Many researchers prefer linear motors, primarily voice coil motors. Voice coil motors have a simple structure, no cogging effect, fast dynamic response, high acceleration, direct drive capability, and linear force control proportional to the input current. These characteristics make them highly suitable for vibration control. Rotary platforms are akin to horizontally placed rotary motors, wherein they are capable of effectively controlling the rotor’s rotational motion and position angle within a plane while achieving levitation. These actuators are used in specific conditions. Planar motors can achieve two-dimensional planar motion, allowing for multi-DOF control and improving efficiency and reliability. However, their structure is more complex than linear motors, increasing maintenance difficulty, and their control systems are also more complicated, leading to higher energy consumption and heat generation.

Most researchers achieve this for multi-DOF or even six-DOF actuators by superimposing single-DOF actuators and planar actuators, essentially creating a purely active magnetic levitation isolation platform.
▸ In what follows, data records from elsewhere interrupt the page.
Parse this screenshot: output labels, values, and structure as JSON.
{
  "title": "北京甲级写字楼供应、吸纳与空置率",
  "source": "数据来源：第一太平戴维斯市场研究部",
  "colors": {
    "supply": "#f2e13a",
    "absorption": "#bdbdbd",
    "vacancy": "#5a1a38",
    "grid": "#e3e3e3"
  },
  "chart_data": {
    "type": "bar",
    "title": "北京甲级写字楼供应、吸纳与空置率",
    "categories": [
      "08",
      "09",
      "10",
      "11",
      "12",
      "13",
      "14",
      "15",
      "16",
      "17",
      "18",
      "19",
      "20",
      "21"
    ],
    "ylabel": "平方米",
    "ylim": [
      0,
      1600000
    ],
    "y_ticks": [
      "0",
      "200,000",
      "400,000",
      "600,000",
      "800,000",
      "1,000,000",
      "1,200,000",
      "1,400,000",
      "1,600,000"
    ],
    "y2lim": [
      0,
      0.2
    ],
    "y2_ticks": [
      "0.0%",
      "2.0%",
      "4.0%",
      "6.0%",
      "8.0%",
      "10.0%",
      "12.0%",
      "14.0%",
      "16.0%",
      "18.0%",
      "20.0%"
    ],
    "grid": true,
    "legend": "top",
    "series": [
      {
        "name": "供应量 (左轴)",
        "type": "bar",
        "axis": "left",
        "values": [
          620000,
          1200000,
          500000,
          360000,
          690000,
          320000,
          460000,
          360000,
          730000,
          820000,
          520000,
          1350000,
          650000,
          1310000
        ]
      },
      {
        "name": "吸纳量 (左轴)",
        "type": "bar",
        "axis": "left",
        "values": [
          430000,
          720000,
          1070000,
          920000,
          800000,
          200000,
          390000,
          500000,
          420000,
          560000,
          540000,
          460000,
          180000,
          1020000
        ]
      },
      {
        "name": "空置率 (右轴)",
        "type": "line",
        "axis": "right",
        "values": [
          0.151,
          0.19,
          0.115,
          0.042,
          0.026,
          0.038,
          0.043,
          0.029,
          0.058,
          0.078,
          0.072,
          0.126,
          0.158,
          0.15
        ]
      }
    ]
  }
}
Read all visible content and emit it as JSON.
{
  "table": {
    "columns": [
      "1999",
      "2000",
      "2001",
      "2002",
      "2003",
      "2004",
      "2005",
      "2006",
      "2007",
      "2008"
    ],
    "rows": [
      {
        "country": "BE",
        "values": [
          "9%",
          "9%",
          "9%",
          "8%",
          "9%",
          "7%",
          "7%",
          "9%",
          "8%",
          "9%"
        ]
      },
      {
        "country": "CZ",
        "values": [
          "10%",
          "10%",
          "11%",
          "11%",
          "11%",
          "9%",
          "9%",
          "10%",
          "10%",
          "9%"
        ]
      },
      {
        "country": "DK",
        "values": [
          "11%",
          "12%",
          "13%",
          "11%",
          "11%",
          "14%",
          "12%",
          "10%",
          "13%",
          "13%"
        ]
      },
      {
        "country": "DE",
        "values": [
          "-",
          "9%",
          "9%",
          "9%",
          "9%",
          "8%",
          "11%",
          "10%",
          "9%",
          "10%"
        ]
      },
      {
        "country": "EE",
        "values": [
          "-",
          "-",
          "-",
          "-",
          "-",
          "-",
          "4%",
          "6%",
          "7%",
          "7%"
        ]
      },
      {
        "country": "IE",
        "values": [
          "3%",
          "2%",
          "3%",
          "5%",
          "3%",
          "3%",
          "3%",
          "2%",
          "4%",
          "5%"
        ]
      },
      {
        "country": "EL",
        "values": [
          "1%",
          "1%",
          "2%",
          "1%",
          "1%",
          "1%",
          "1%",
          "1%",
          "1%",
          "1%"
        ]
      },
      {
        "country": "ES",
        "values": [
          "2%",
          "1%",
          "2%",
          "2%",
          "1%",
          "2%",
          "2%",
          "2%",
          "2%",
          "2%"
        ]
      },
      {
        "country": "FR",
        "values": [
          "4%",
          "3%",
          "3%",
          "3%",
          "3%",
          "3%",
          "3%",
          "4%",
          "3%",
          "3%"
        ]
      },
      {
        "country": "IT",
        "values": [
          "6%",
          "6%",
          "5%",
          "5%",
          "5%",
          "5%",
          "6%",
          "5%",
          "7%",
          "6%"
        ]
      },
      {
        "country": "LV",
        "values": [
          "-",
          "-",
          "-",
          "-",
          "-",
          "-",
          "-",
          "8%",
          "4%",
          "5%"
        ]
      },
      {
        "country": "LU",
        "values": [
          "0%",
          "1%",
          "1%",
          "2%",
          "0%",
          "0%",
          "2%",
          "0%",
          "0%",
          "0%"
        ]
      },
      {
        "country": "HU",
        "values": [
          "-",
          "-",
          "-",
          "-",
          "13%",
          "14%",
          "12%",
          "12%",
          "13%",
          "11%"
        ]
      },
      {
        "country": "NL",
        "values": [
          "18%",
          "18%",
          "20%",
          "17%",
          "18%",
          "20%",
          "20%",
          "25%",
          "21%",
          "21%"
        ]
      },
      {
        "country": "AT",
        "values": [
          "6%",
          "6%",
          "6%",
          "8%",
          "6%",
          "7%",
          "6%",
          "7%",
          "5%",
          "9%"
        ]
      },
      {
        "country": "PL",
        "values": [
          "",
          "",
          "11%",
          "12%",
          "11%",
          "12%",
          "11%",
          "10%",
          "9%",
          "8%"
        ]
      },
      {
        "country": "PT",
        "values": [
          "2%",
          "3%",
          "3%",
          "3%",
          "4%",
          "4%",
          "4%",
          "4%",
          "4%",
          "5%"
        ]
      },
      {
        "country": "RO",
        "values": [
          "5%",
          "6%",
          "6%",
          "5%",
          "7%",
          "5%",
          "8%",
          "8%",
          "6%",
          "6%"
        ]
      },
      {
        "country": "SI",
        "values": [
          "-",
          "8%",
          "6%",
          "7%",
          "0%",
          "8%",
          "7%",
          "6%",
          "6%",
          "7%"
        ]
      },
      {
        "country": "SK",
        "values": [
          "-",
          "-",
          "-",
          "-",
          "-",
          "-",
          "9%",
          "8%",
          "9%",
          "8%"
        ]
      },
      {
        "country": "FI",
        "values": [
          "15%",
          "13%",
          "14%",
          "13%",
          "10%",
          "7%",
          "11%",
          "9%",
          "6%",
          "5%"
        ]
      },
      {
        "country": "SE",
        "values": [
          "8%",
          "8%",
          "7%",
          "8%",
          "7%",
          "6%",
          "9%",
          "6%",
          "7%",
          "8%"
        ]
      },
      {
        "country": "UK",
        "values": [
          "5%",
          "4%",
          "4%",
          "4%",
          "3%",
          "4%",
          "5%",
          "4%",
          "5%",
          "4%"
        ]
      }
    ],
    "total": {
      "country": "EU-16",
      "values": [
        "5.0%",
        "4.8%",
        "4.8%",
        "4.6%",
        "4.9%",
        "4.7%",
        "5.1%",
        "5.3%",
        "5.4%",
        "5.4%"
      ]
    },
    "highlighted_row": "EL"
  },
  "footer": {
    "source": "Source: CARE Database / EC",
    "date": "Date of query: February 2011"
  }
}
Additionally, a form combines magnetic bearings with linear motors, but these actuators generally have fewer DOFs and must include at least one rotational DOF. If only translational vibration isolation is needed, these actuators may not be effective.

Beyond the structural design of the actuators, some researchers have specifically analyzed the heating conditions of the actuators and designed cooling structures. Excessive temperature rise can affect the dynamic response and other performance and potentially lead to the demagnetization of the permanent magnets and failure of other components. Therefore, these research findings are highly significant for the future design of magnetic levitation isolation platforms.

5. Challenges and Developments

For passive isolators, most current designs use electromagnetic structures to generate NS. Innovations in purely permanent magnetic isolator structures remain relatively rare without combining them with other mechanical structures. Additionally, most isolators discussed in the literature are unsuitable for heavy-load conditions, and there is almost no research on high-load ones. Although the force output level by isolators is important, the size constraints often present significant challenges in applications. The future direction is not only focused on increasing force levels but also on enhancing force density. This aims to provide effective vibration control in confined spaces, addressing the demand for compact, high-performance isolation across various industries. The designed isolators are predominantly single-axis, with relatively few studies having been conducted on multi-axis isolation. Furthermore, most researchers focus on translational vibration sources, whereas real-world vibrations are complex, and addressing rotational vibrations remains unresolved.

For passive isolators’ analysis, there is still a lack of methods to calculate the magnetic forces and torques between PMs for arbitrary six-DOF movements in space. Although the equivalent magnetic charge method based on the working point has high accuracy, its computational speed is still low, making it unsuitable for optimization.

Most existing designs achieve only single functions for active actuators, with few designs and studies on actuators that simultaneously achieve multiple functions. Multiple single-axis actuators are usually combined to realize six-DOF motion controls, resulting in relatively complex system structures.

For the entire magnetic levitation isolation system, most researchers design isolation control systems that focus solely on position and motion vibration control. However, in practical use, factors such as the working environment also significantly affect the final performance of the isolation system, yet there is little related research that has been conducted.